Pois bem, quando pensamos em um direito à saúde, como direito a ser garantido à universalidade das pessoas, só podemos pensá-lo como um bem coletivo. A analogia adequada, nestas situações, não é com brócolis, um bem individual, mas com outros bens coletivos, como o saneamento básico. Um esquema de garantia universal de água potável e tratamento de esgoto só consegue existir se pensado comunitariamente. Já pensaram se tivéssemos de comprar nosso saneamento como compramos brócolis? Contrataríamos uma empreiteira para fazer a tubulação de um rio distante até a nossa casa, para termos água; contrataríamos um químico para fazer o tratamento da água e deixá-la potável; a mesma empreiteira faria a tubulação para levar o esgoto de volta para um rio qualquer, e o químico faria o tratamento dos dejetos que iriam embora pelo esgoto. Resultados: (i) isso seria inviavelmente caro; (ii) a maioria das pessoas não poderia pagar, o que provavelmente significa que o primeiro rio secaria e o segundo acabaria desgraçadamente poluído; e (iii) as redes de água e esgoto individuais brigariam entre si. Em suma: não funcionaria.

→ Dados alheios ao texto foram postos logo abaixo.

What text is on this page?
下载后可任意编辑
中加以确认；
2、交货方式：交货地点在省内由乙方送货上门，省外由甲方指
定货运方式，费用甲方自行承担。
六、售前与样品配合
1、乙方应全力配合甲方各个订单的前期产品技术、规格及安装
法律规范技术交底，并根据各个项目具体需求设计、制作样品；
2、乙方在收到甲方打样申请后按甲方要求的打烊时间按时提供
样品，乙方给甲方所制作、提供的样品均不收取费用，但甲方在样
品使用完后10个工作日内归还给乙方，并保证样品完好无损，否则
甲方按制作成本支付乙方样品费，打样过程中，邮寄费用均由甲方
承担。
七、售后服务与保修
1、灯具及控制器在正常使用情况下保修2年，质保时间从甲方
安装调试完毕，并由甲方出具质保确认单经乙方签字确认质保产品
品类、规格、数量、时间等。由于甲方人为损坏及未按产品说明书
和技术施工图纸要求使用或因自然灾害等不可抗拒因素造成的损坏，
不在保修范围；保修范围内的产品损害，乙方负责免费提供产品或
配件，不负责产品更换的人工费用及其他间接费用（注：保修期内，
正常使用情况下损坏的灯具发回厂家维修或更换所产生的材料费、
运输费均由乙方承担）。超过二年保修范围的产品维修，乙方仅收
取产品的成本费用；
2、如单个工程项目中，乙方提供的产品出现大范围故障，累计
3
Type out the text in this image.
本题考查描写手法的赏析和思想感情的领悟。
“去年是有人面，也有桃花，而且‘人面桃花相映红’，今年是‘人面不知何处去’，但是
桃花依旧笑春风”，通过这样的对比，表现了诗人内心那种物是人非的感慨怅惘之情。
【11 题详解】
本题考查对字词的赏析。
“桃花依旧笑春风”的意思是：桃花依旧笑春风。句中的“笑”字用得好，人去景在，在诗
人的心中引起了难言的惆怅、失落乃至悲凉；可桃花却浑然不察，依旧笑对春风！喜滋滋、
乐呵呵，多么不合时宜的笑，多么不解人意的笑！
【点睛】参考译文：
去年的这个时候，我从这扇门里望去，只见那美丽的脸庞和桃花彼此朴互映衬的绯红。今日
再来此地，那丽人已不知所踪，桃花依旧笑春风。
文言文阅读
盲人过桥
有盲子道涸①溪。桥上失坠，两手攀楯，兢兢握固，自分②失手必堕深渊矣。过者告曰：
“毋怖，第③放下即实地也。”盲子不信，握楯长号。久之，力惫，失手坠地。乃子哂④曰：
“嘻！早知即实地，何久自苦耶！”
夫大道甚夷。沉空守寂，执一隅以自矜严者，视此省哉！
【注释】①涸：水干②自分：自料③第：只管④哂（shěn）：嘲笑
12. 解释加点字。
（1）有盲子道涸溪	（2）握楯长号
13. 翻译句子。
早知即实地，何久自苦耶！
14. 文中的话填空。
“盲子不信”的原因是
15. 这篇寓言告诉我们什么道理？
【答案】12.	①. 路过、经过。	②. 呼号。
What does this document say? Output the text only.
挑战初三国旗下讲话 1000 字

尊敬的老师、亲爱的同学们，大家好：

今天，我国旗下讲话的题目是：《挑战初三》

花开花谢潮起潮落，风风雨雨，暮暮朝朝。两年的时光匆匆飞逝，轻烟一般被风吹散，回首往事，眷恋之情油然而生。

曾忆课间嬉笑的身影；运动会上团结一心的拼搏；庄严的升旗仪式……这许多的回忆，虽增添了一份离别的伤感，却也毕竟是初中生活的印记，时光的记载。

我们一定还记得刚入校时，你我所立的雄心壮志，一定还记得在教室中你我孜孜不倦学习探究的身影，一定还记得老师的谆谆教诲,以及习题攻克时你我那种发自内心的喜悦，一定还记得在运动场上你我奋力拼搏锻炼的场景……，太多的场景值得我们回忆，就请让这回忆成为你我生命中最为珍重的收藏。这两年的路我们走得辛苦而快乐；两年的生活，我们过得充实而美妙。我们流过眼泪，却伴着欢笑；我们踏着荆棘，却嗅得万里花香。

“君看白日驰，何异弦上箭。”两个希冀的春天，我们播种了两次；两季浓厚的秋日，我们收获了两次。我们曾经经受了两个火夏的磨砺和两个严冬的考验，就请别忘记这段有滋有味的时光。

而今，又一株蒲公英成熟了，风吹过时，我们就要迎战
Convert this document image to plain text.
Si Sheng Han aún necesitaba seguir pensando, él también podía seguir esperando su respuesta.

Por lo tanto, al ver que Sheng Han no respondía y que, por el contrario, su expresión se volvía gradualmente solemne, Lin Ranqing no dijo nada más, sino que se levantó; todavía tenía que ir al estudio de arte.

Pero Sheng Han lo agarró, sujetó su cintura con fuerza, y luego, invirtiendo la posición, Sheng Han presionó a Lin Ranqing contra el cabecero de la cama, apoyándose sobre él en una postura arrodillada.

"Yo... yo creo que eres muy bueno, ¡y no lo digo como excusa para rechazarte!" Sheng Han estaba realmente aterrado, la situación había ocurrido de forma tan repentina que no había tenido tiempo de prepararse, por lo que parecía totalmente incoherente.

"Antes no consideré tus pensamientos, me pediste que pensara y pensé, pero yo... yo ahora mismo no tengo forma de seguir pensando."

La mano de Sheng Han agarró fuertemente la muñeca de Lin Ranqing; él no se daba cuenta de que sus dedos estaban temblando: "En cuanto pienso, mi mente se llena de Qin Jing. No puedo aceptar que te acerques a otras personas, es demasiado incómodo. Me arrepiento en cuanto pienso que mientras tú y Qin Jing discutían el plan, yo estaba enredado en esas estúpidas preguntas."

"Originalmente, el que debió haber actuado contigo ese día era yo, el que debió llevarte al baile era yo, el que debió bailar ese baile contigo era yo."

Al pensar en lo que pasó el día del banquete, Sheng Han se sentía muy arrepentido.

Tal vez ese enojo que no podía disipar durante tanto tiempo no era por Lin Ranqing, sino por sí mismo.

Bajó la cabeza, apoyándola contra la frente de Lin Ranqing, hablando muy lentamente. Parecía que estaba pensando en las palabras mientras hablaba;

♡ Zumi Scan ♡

Por isso o governo cria empresas públicas que têm o monopólio do tratamento de água e esgoto (Sabesp, Sanasa etc.) e nos cobram tarifas compulsórias pelos seus serviços. Elas são compulsórias porque, em primeiro lugar, o custo de as pessoas ficarem de fora delas inviabilizaria o acesso ao saneamento quando elas finalmente decidissem contratá-lo, porque seria caríssimo. E também porque essa não participação afetaria a todos demais membros da comunidade, pois de nada adianta eu ter ótimo acesso a esgoto se o meu vizinho não o tiver e sua casa se tornar um foco de febre tifóide, que poderá contaminar tanto a ele quanto a mim.
Há coisas que só funcionam se forem realizadas comunitariamente. A elas chamamos “bens coletivos” ou “bens comunitários”. Brócolis não é uma delas. Um sistema de saúde público acessível e de mínima qualidade, sim.